Аббероэт наконец посмотрел на него. Щелкнул пальцами. Чудовищная многоглазая голова поднялась над краем башни. Верховой страж-паук, один из сторожей верхнего яруса Замка, услышал безмолвный призыв мастера. Удивительно, как эта громадная туша умудрилась уместить свои восемь лап – каждая толще медвежьей – на узкой дорожке смотровой площадки.

Аббероэт легко, в два шага – услужливо подставленный коготь, затем толчок от мохнатого бока – взлетел на спину, уселся в узкое седло, взялся за поручень седла. Нетерпеливо сверкнул темными глазами.

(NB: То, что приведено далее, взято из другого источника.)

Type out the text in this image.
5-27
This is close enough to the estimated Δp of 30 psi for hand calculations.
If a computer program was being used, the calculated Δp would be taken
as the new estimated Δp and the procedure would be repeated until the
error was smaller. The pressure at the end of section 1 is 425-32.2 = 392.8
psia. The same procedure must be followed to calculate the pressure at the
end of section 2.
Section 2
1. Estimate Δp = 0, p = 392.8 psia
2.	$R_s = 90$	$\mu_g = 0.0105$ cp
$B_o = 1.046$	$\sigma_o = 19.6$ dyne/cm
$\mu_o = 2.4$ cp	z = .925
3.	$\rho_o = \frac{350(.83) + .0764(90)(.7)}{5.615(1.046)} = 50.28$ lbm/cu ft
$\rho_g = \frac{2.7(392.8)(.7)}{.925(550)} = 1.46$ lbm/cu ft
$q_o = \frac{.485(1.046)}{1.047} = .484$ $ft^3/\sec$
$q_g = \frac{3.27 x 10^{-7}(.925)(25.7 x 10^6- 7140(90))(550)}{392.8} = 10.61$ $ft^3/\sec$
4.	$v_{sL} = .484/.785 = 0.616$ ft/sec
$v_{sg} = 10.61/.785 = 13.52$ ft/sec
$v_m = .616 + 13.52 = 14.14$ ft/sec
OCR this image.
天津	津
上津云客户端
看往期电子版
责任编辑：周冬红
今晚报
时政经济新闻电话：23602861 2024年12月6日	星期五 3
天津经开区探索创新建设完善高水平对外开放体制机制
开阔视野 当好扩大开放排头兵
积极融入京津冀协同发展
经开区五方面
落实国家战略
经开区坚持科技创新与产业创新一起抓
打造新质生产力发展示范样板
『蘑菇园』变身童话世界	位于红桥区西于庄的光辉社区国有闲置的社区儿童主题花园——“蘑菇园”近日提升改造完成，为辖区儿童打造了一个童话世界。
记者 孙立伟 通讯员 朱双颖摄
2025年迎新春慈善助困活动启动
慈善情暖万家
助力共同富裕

Не задавая лишних вопросов, подмастерье забрался следом. Так изящно, как у мастера, у него не получилось. По правде сказать, у него никак не получилось – пауку надоело, и он забросил его второй задней лапой на спину. Унизительно, зато быстро.

– Держись крепче, Агриппа, – велел мастер. – У тебя была практика скоростного спуска?

– В каком смысле «скоростного»? – удивился Агриппа.

Паук затрусил по дорожке, набирая скорость.

– А зачем мы так разбегаемся, мастер? Разве мы не будем использовать направляющие нити?

Аббероэт что-то пробормотал.

– Что-что, мастер?

– В колодце нет направляющих нитей! – Глава обернулся, глаза его сверкнули молодым блеском.

– В колодце? – тупо переспросил Агриппа, и паук прыгнул.

…Он пришел в себя мгновенно, как вспыхивает в костре сухая трава. Подмастерье открыл глаза.

В поле зрения попадала рука мастера – крупно, его костлявый палец, больно упершийся Агриппе в точку над бровями, а также часть лица Аббероэта. На заднем плане маячила белая с серыми подпалинами туша страж-паука. Все восемь его глаз весело поблескивали.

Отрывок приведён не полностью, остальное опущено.